The company was founded in Australia in 2013 by Matt Sweeny, Ahmed Haider and Tom Bass. The company relocated to the Reno, Nevada area in 2014 after partnering with the University of Nevada, Reno. Flirtey completed the first FAA-approved drone delivery in July 2015, when it delivered medical supplies to a health clinic in Wise, Virginia. In August 2015, Flirtey graduated from the Silicon Valley seed accelerator, Y Combinator. In March 2016, the company flew the first federally sanctioned drone delivery in an urban area without the assistance of a human operator when it carried emergency supplies to a house in Hawthorne, Nevada.

Researchers from Johns Hopkins School of Medicine collaborated with Flirtey to complete the first ship to shore drone delivery in the United States in June 2016. The FAA-approved flight consisted of two parts. First, the drone delivering medical samples flew from land to a barge floating in New Jersey's Delaware Bay. Then, the drone was loaded with medical supplies and delivered its cargo to the Cape May–Lewes Ferry terminal. In July 2016, Flirtey partnered with 7-Eleven to complete its first fully autonomous FAA-approved home delivery to a residence in Reno, Nevada.

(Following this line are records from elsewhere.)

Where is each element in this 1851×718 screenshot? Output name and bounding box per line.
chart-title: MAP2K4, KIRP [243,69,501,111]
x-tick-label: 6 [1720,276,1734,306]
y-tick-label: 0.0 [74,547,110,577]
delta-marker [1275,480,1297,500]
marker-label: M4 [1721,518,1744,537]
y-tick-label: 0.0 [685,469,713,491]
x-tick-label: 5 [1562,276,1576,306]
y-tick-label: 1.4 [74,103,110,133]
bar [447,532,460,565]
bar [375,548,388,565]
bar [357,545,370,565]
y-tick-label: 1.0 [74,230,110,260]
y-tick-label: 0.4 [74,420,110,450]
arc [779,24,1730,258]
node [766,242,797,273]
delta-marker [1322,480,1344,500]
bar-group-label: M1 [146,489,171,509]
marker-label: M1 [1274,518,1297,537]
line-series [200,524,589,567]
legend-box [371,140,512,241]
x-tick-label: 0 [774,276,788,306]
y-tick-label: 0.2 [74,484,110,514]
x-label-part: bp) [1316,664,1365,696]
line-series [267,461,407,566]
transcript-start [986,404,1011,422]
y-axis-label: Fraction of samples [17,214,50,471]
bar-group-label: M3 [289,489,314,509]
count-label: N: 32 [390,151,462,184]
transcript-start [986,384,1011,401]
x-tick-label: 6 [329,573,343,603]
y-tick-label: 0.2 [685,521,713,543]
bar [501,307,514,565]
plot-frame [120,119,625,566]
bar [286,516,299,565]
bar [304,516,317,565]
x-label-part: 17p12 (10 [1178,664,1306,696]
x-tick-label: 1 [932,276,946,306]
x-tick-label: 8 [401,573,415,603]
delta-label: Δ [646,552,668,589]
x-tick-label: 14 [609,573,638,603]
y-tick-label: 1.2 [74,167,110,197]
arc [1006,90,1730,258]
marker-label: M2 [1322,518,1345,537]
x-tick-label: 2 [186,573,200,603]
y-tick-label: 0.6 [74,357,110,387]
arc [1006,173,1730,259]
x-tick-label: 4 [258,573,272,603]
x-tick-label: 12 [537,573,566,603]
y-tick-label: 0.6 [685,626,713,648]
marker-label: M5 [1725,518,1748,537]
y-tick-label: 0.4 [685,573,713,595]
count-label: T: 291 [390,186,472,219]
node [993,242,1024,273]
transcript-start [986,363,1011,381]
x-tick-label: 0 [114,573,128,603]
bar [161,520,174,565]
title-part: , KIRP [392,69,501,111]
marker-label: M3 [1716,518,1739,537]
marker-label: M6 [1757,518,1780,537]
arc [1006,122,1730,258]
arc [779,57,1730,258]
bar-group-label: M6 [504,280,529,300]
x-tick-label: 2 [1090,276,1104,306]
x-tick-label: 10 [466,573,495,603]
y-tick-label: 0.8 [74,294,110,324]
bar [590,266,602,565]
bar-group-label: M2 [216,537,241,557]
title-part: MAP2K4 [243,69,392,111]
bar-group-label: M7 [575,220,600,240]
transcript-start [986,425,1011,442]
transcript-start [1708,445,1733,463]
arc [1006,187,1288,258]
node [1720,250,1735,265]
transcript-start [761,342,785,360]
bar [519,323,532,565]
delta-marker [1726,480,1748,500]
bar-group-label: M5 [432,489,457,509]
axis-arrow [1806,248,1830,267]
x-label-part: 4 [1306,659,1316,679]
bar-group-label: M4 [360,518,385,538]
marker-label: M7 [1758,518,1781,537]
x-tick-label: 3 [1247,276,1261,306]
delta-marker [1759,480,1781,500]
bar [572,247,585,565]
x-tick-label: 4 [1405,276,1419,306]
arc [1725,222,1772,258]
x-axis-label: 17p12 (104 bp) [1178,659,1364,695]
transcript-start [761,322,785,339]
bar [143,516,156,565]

This was the first time a U.S. customer has been delivered a package by a drone. In January 2017, Flirtey raised $16 million in Series A funding led by Menlo Ventures.

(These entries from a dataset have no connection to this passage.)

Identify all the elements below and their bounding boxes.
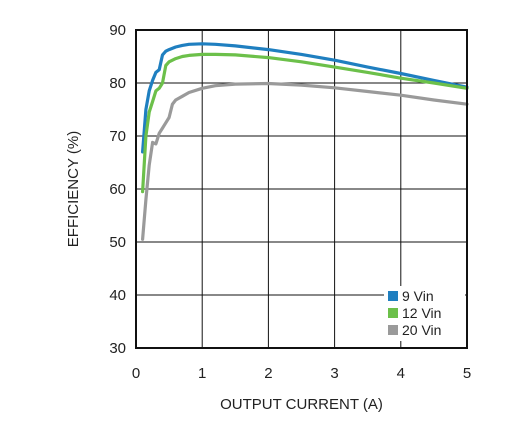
y-axis-title: EFFICIENCY (%) [65, 131, 82, 247]
x-tick-label: 0 [132, 365, 140, 382]
legend-label: 20 Vin [402, 322, 441, 338]
series-lines [141, 42, 469, 241]
x-tick-label: 4 [397, 365, 405, 382]
series-line-3 [141, 81, 469, 241]
x-axis-title: OUTPUT CURRENT (A) [220, 396, 383, 413]
x-tick-label: 5 [463, 365, 471, 382]
x-tick-label: 3 [330, 365, 338, 382]
legend-swatch [388, 291, 398, 301]
y-tick-label: 80 [109, 75, 126, 92]
y-tick-label: 70 [109, 128, 126, 145]
y-tick-label: 60 [109, 181, 126, 198]
legend-label: 12 Vin [402, 305, 441, 321]
x-tick-labels: 0 1 2 3 4 5 [132, 365, 471, 382]
y-tick-label: 30 [109, 340, 126, 357]
plot-frame [135, 29, 468, 349]
x-tick-label: 2 [264, 365, 272, 382]
y-tick-label: 40 [109, 287, 126, 304]
y-tick-label: 50 [109, 234, 126, 251]
legend-swatch [388, 308, 398, 318]
series-line-1 [141, 42, 469, 154]
x-tick-label: 1 [198, 365, 206, 382]
y-tick-label: 90 [109, 22, 126, 39]
legend-label: 9 Vin [402, 288, 434, 304]
y-tick-labels: 30 40 50 60 70 80 90 [109, 22, 126, 357]
series-line-2 [141, 52, 469, 194]
legend-swatch [388, 325, 398, 335]
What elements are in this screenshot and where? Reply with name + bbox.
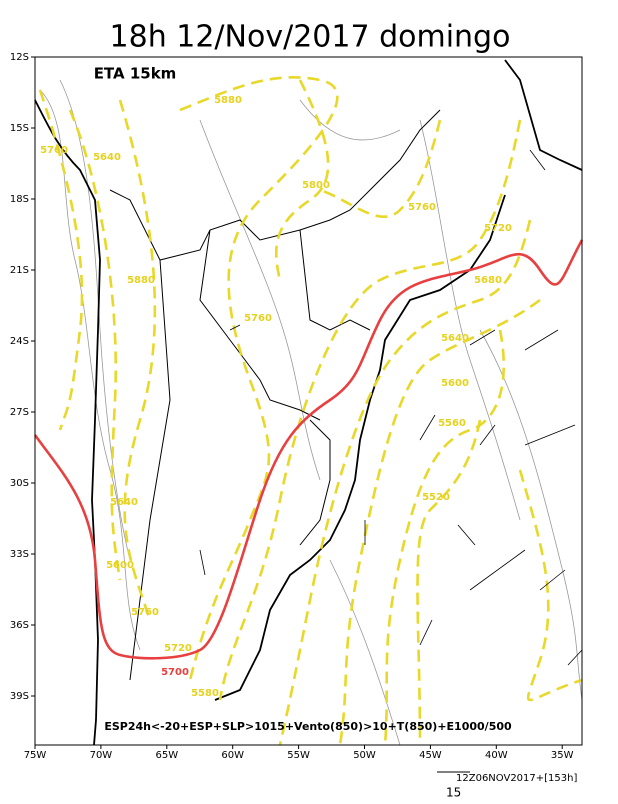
contour-label: 5680 — [474, 275, 502, 286]
contour — [383, 329, 506, 746]
lat-label: 15S — [10, 123, 29, 134]
contour — [68, 109, 122, 581]
lat-label: 21S — [10, 265, 29, 276]
coastline — [34, 99, 101, 746]
contour-label: 5580 — [191, 688, 219, 699]
lat-label: 30S — [10, 478, 29, 489]
contour — [218, 119, 522, 701]
lon-label: 70W — [90, 750, 113, 761]
frame — [34, 56, 583, 746]
contour — [275, 79, 330, 281]
contour-label: 5760 — [131, 607, 159, 618]
plot-area: ETA 15km ESP24h<-20+ESP+SLP>1015+Vento(8… — [33, 56, 584, 746]
contour-label: 5760 — [244, 313, 272, 324]
contour — [278, 219, 532, 746]
contour-label: 5720 — [484, 223, 512, 234]
contour — [416, 419, 482, 746]
contour-label: 5800 — [302, 180, 330, 191]
contour — [338, 298, 541, 746]
lon-label: 75W — [24, 750, 47, 761]
contour — [38, 89, 84, 431]
contour — [319, 119, 442, 218]
contour-label: 5640 — [110, 497, 138, 508]
isoline — [479, 329, 583, 701]
isoline — [199, 119, 321, 481]
footer-label: ESP24h<-20+ESP+SLP>1015+Vento(850)>10+T(… — [104, 720, 512, 733]
lon-label: 60W — [221, 750, 244, 761]
lat-label: 27S — [10, 407, 29, 418]
contour — [179, 76, 339, 681]
contour-label: 5640 — [441, 333, 469, 344]
contour-5700 — [33, 239, 584, 660]
vector-scale: 15 — [446, 786, 461, 800]
contour — [518, 469, 583, 702]
lon-label: 65W — [155, 750, 178, 761]
wind-vectors — [199, 149, 583, 666]
contour-label: 5880 — [214, 95, 242, 106]
lat-label: 33S — [10, 549, 29, 560]
lat-label: 18S — [10, 194, 29, 205]
map-title: 18h 12/Nov/2017 domingo — [110, 20, 511, 55]
lon-label: 45W — [419, 750, 442, 761]
isoline — [59, 79, 131, 561]
isoline — [329, 559, 401, 746]
contour-label: 5760 — [408, 202, 436, 213]
contour-label: 5720 — [164, 643, 192, 654]
contour-label: 5600 — [106, 560, 134, 571]
contour-label: 5760 — [40, 145, 68, 156]
contour-label: 5640 — [93, 152, 121, 163]
contour-label: 5520 — [422, 492, 450, 503]
contour-label: 5600 — [441, 378, 469, 389]
lon-label: 50W — [353, 750, 376, 761]
lat-label: 12S — [10, 52, 29, 63]
lon-label: 40W — [485, 750, 508, 761]
lat-label: 39S — [10, 691, 29, 702]
isoline — [299, 99, 401, 141]
contour-label: 5700 — [161, 667, 189, 678]
lat-label: 36S — [10, 620, 29, 631]
contour — [118, 99, 157, 621]
model-label: ETA 15km — [94, 65, 177, 83]
contour-label: 5560 — [438, 418, 466, 429]
contour-label: 5880 — [127, 275, 155, 286]
lon-label: 35W — [551, 750, 574, 761]
lat-label: 24S — [10, 336, 29, 347]
coastline — [214, 59, 583, 701]
lon-label: 55W — [287, 750, 310, 761]
isoline — [419, 119, 521, 521]
vector-reference: 12Z06NOV2017+[153h] — [456, 773, 577, 784]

In May 2018, the FAA announced 10 drone programs, including Flirtey, for its Integration Pilot Program that expands permissions to included programs that would typically need specific FAA permits due to airspace regulations. Five of the 10 selected projects involve package delivery. Flirtey is working with four of the winning applicants selected by the program and will use drones as a first response to 911 calls in Reno, Nevada by delivering defibrillators in heart attack cases before an ambulance arrives to allow bystanders to deliver first aid. Flirtey was also included on CNBC's Disrupter 50 list in 2018.

In October 2021, the company announced a partnership with Mesa Air Group involving an order of four drones with an option for 50 more. Mesa plans to use Flirtey Eagle drones to begin conducting food and beverage deliveries.

On 26 February 2024, Sweeney announced on LinkedIn that the company was shutting down.